Add the EVOO to a large nonstick skillet and arrange the sliced garlic in an even layer. Turn the heat on medium low and slowly brown the garlic, about 3-4 minutes. Keep an eye on it; garlic can go from golden brown to burned very quickly. Once the garlic is golden brown, remove it with a slotted spoon to a plate lined with a paper towel.
Turn the heat up to high. Once the oil ripples and begins to smoke, add the beef to the pan in an even layer and season it with salt and pepper. Do not move the beef for 2-3 minutes. Give it time to caramelize. If you force it, you will rip the meat and make it tough. Once it is well browned on one side, stir the beef and continue to cook 1 more minute. Remove the beef from the skillet with a slotted spoon and reserve it on a plate.
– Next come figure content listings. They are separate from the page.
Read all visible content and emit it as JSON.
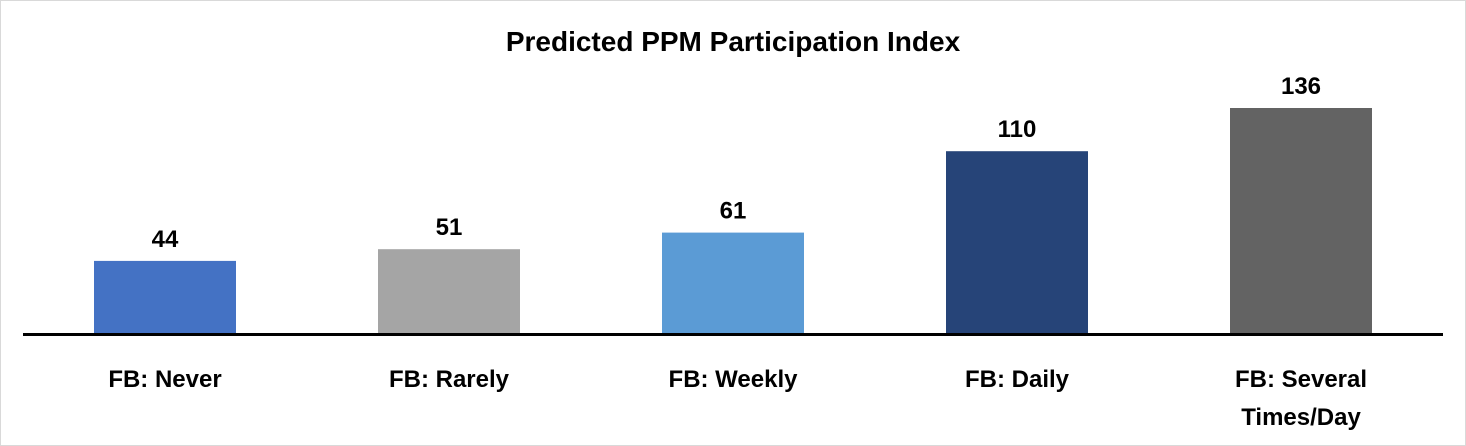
{
  "chart_data": {
    "type": "bar",
    "title": "Predicted PPM Participation Index",
    "xlabel": "",
    "ylabel": "",
    "categories": [
      "FB: Never",
      "FB: Rarely",
      "FB: Weekly",
      "FB: Daily",
      "FB: Several Times/Day"
    ],
    "category_lines": [
      [
        "FB: Never"
      ],
      [
        "FB: Rarely"
      ],
      [
        "FB: Weekly"
      ],
      [
        "FB: Daily"
      ],
      [
        "FB: Several",
        "Times/Day"
      ]
    ],
    "values": [
      44,
      51,
      61,
      110,
      136
    ],
    "value_labels": [
      "44",
      "51",
      "61",
      "110",
      "136"
    ],
    "colors": [
      "#4472c4",
      "#a5a5a5",
      "#5b9bd5",
      "#264478",
      "#636363"
    ],
    "ylim": [
      0,
      150
    ],
    "grid": false,
    "legend": "none"
  }
}
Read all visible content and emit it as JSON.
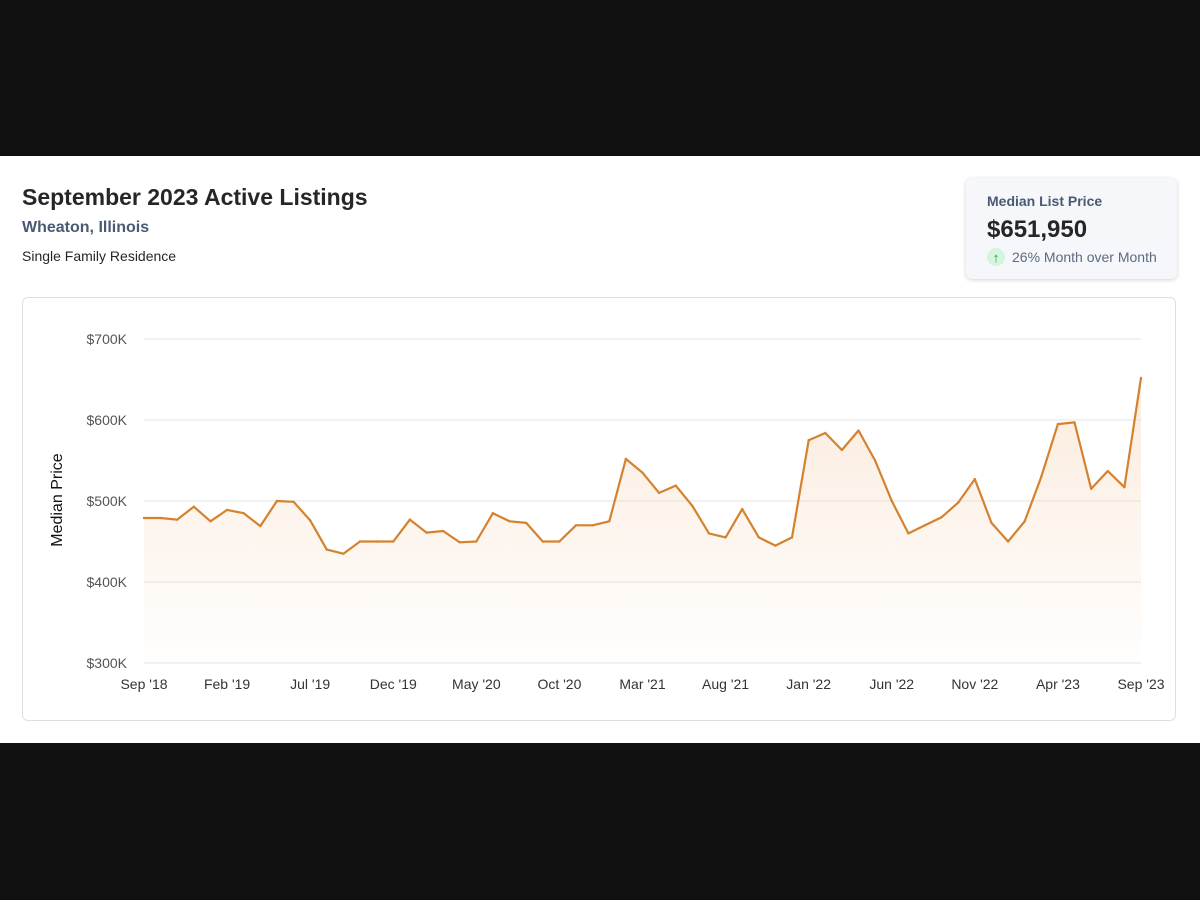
{
  "header": {
    "title": "September 2023 Active Listings",
    "location": "Wheaton, Illinois",
    "property_type": "Single Family Residence"
  },
  "stat": {
    "label": "Median List Price",
    "value": "$651,950",
    "change": "26% Month over Month",
    "icon": "up-arrow-icon",
    "change_icon_color": "#1e9a3e"
  },
  "colors": {
    "line": "#d4822e",
    "fill_top": "#f6d3b3",
    "grid": "#e3e3e3"
  },
  "chart_data": {
    "type": "area",
    "title": "",
    "xlabel": "",
    "ylabel": "Median Price",
    "ylim": [
      300000,
      700000
    ],
    "yticks": [
      300000,
      400000,
      500000,
      600000,
      700000
    ],
    "ytick_labels": [
      "$300K",
      "$400K",
      "$500K",
      "$600K",
      "$700K"
    ],
    "xtick_labels": [
      "Sep '18",
      "Feb '19",
      "Jul '19",
      "Dec '19",
      "May '20",
      "Oct '20",
      "Mar '21",
      "Aug '21",
      "Jan '22",
      "Jun '22",
      "Nov '22",
      "Apr '23",
      "Sep '23"
    ],
    "grid": true,
    "x": [
      "2018-09",
      "2018-10",
      "2018-11",
      "2018-12",
      "2019-01",
      "2019-02",
      "2019-03",
      "2019-04",
      "2019-05",
      "2019-06",
      "2019-07",
      "2019-08",
      "2019-09",
      "2019-10",
      "2019-11",
      "2019-12",
      "2020-01",
      "2020-02",
      "2020-03",
      "2020-04",
      "2020-05",
      "2020-06",
      "2020-07",
      "2020-08",
      "2020-09",
      "2020-10",
      "2020-11",
      "2020-12",
      "2021-01",
      "2021-02",
      "2021-03",
      "2021-04",
      "2021-05",
      "2021-06",
      "2021-07",
      "2021-08",
      "2021-09",
      "2021-10",
      "2021-11",
      "2021-12",
      "2022-01",
      "2022-02",
      "2022-03",
      "2022-04",
      "2022-05",
      "2022-06",
      "2022-07",
      "2022-08",
      "2022-09",
      "2022-10",
      "2022-11",
      "2022-12",
      "2023-01",
      "2023-02",
      "2023-03",
      "2023-04",
      "2023-05",
      "2023-06",
      "2023-07",
      "2023-08",
      "2023-09"
    ],
    "series": [
      {
        "values": [
          479000,
          479000,
          477000,
          493000,
          475000,
          489000,
          485000,
          469000,
          500000,
          499000,
          476000,
          440000,
          435000,
          450000,
          450000,
          450000,
          477000,
          461000,
          463000,
          449000,
          450000,
          485000,
          475000,
          473000,
          450000,
          450000,
          470000,
          470000,
          475000,
          552000,
          535000,
          510000,
          519000,
          494000,
          460000,
          455000,
          490000,
          455000,
          445000,
          455000,
          575000,
          584000,
          563000,
          587000,
          550000,
          500000,
          460000,
          470000,
          480000,
          498000,
          527000,
          473000,
          450000,
          475000,
          530000,
          595000,
          597000,
          515000,
          537000,
          517000,
          651950
        ]
      }
    ]
  }
}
Return the skillet to the heat and add the onions, bell peppers, red pepper flakes, salt, and pepper. Cook, stirring frequently, for 3 minutes, or until the onions and peppers are tender. Add the reserved broccoli rabe, toss, and stir to combine. Season with salt and pepper and continue to cook for 2 minutes. Add the reserved beef and garlic. Add the balsamic vinegar and cook 1-2 more minutes to finish cooking the beef. Turn off the heat and add the parsley. Toss it all together and serve immediately, garnishing each serving with shaved Parmigiano curls. Serve with hot crusty bread.